T-Tasya? Kamu... kenapa ada di sini?

Aku tak menjawab, Air mataku sudah tumpah. Tanpa menunggu penjelasannya, aku berbalik dan lari secepat yang kubisa.

Tasya! Tunggu! Biar aku jelasin!

Aku masih bisa mendengar teriakan Bimo, tapi aku tak peduli.

Aku kembali ke Bandung dengan hati hancur berkeping-keping. 

Begitu tiba, aku langsung menghubungi ketiga sahabatku.

Masa Pemulihan

Dukungan Sahabat

Melani, Sekar, dan Dita langsung datang ke rumahku begitu mendengar ceritaku. 

Mereka memelukku erat, membiarkanku menangis sejadi-jadinya.

Udah, Tas. Nangis aja. Keluarin semuanya, bisik Melani sambil mengelus punggungku.

Sekar dan Dita hanya bisa terdiam, shock mendengar ceritaku. 

Siapa sangka Bimo yang selama ini mereka anggap sempurna ternyata menyimpan rahasia sebesar ini?

Kamu kuat, Tas. Kamu pasti bisa lewatin ini, 

ujar Dita, berusaha menyemangatiku.

Depresi dan Perjuangan

Hari-hari berikutnya terasa begitu berat. 

Aku kehilangan nafsu makan dan gairah hidup. 

Bahkan untuk bangun dari tempat tidur pun rasanya begitu sulit.

Yang membuatku semakin terpuruk adalah kenyataan bahwa orang tuaku sudah sangat menyukai Bimo. 

Bagaimana aku harus menjelaskan pada mereka?

Ma, Pa... Bimo... dia...

Aku tak sanggup melanjutkan kata-kataku. Air mata kembali mengalir deras.

Mama memelukku erat. 

Ssshh... nggak apa-apa, sayang. Kamu nggak perlu jelasin apa-apa sekarang.

Papa mengelus kepalaku lembut. 

Yang penting kamu baik-baik aja, Nak. Itu udah cukup buat Papa dan Mama.

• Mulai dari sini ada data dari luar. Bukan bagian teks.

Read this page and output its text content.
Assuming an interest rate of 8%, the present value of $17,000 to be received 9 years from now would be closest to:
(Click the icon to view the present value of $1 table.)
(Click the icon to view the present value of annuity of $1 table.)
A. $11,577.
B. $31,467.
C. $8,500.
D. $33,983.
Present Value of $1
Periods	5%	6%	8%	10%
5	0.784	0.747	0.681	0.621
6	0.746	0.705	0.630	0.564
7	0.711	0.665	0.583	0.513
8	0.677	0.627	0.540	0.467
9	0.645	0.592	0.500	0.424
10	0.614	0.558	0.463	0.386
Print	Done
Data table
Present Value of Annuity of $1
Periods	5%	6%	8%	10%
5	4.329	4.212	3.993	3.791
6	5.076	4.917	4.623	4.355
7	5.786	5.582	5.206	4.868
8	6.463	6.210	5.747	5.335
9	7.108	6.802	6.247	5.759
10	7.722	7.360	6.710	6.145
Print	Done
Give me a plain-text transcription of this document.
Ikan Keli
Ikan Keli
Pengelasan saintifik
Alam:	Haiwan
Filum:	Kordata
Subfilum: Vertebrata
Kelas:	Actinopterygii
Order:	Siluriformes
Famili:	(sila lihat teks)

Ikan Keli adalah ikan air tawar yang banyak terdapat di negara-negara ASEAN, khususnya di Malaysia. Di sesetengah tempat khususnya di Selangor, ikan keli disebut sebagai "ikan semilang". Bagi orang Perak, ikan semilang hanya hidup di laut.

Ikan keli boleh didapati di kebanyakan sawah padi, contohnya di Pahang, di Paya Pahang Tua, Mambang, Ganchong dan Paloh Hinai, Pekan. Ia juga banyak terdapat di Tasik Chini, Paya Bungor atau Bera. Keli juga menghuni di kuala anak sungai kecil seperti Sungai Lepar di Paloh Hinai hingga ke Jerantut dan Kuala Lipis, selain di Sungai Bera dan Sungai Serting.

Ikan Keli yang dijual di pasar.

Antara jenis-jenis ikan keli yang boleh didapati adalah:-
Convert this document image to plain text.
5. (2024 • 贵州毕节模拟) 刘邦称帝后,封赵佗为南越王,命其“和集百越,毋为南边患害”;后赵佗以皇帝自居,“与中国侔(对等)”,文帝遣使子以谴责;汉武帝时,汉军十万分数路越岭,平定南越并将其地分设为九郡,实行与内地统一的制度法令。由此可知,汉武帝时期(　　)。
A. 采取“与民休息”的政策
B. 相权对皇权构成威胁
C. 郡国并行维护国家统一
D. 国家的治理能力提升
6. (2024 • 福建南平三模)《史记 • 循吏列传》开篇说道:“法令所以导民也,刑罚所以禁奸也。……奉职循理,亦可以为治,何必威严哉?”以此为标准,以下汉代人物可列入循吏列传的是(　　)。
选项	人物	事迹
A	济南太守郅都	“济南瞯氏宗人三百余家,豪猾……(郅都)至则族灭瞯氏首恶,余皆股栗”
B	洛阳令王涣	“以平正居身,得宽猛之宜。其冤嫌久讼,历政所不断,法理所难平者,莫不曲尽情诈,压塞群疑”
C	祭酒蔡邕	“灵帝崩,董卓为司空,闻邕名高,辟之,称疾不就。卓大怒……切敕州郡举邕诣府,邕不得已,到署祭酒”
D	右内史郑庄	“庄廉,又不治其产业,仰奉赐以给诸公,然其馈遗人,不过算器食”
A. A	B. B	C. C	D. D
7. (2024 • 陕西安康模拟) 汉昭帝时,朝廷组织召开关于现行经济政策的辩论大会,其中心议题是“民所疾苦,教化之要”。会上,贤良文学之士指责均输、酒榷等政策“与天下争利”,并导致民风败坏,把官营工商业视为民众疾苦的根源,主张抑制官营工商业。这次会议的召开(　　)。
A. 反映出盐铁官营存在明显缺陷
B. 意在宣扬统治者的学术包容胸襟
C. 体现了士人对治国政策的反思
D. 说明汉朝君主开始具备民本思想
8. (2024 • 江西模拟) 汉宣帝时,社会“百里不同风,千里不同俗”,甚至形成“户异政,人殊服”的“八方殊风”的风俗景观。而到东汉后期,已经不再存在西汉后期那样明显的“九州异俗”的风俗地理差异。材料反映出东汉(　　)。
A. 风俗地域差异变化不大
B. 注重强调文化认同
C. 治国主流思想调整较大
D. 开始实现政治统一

Aku bersyukur memiliki keluarga dan sahabat yang begitu mendukung. 

Perlahan tapi pasti, dengan bantuan mereka, aku mulai bisa bangkit.

Proses Penyembuhan

Kembali Menemukan Diri

Setahun berlalu sejak kejadian itu. Dengan dukungan dari orang-orang terdekatku, aku mulai bisa tersenyum lagi. 

Nafsu makanku kembali, dan aku mulai menikmati hal-hal kecil dalam hidup.

Ayo dong, Tas. Kita jalan-jalan lagi yuk kayak dulu, ajak Sekar suatu hari.

Awalnya aku ragu, tapi akhirnya aku mengangguk. 

Oke deh. Kita mau ke mana?

Ke Kawah Putih lagi aja gimana? Kita ganti kenangan buruk dengan yang baru, usul Dita.

Aku tersenyum. Mungkin ini memang saatnya untuk move on dan membuka lembaran baru.

Kabar yang Mengejutkan

Tiga tahun berlalu sejak hari itu. Aku sudah merasa jauh lebih baik, meski terkadang bayangan Bimo masih muncul dalam mimpiku.

Suatu pagi, Melani menghubungiku dengan suara bergetar.

Tas... kamu udah denger kabar tentang Bimo?

Jantungku berdegup kencang. Belum, Mel. Kenapa emangnya?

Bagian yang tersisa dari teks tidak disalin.